The Escherichia coli BarA-UvrY two-component system is a virulence determinant in the urinary tract

Abstract

Background: The Salmonella enterica BarA-SirA, the Erwinia carotovora ExpS-ExpA, the Vibrio cholerae BarA-VarA and the Pseudomonas spp GacS-GacA all belong to the same orthologous family of two-component systems as the Escherichia coli BarA-UvrY. In the first four species it has been demonstrated that disruption of this two-component system leads to a clear reduction in virulence of the bacteria. Our aim was to determine if the Escherichia coli BarA-UvrY two-component system is connected with virulence using a monkey cystitis model.

Results: Cystitis was generated in Macaque fascularis monkeys by infecting the bladder with a 1:1 mixture of the uropathogenic Escherichia coli isolate DS17 and a derivative where the uvrY gene had been disrupted with a kanamycin resistance gene. Urine was collected through bladder punctuation at subsequent time intervals and the relative amount of uvrY mutant was determined. This showed that inactivation of the UvrY response regulator leads to a reduced fitness. In similar competitions in culture flasks with Luria Broth (LB) the uvrY mutant rather had a higher fitness than the wild type. When the competitions were done in flasks with human urine the uvrY mutant initially had a lower fitness. This was followed by a fluctuation in the level of mutant in the long-term culture, with a pattern that was specific for the individual urines that were tested. Addition of LB to the different urine competition cultures however clearly led to a consistently higher fitness of the uvrY mutant.

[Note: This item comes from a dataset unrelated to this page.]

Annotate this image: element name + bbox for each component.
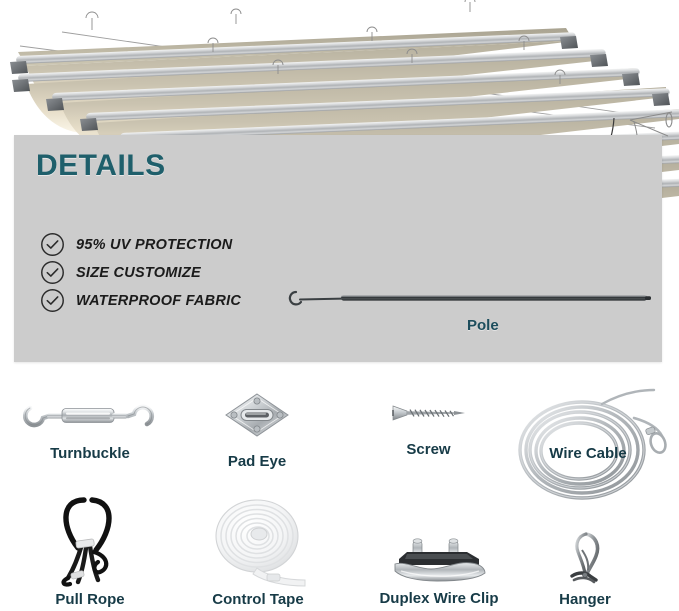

Conclusion: This paper demonstrates that the BarA-UvrY two-component system is a determinant for virulence in a monkey cystitis model. The observed competition profiles strengthen our previous hypothesis that disruption of the BarA-UvrY two-component system impairs the ability of the bacteria to switch between different carbon sources. The urine in the bladder contains several different carbon sources and its composition changes over time. Inability to efficiently switch between the carbon sources may thus provide an explanation to the reduced fitness of the uvrY mutant in the cystitis model.

Figure 1

The uvrY deletion mutant is outcompeted in the monkey bladder. A 1:1 mixture of DS17 and AKP168 mutant was inoculated into the bladder of 2 individual monkeys (110-7 and 40-6) at day 0. Urine samples and vaginal smears were collected (day 2, 5 & 7). The percentage of the AKP168 mutant was determined in A. urine and B. vaginal smears.

Figure 2

Growth of individual strains and In vitro competition in human urine. A. DS17 (filled diamonds) and AKP168 (squares) were grown separately in vitro in three different human urines (U1, U2 & U3). B. 1:1 mixture of DS17 and AKP168 mutant was grown in the three different human urines (U1, U2 & U3) and samples were taken at the indicated time points to determine the percentage of AKP168 mutant. C. The same competitions as in B. but plotted as CFU with DS17 depicted as filled diamonds and AKP168 as squares.

Figure 3

In vitro competition in human urine complemented with LB. A. Re-competition of uvrY mutants in LB. Three AKP168 individual mutant clones were isolated at day seven from the urine competitions (U1, U2 & U3) and competed against wild type DS17 in LB. Samples were taken at the indicated time points to determine the percentage of AKP168 mutant. B. The same experiment as in Figure 2B but the urine was complemented with LB (see Materials & Methods).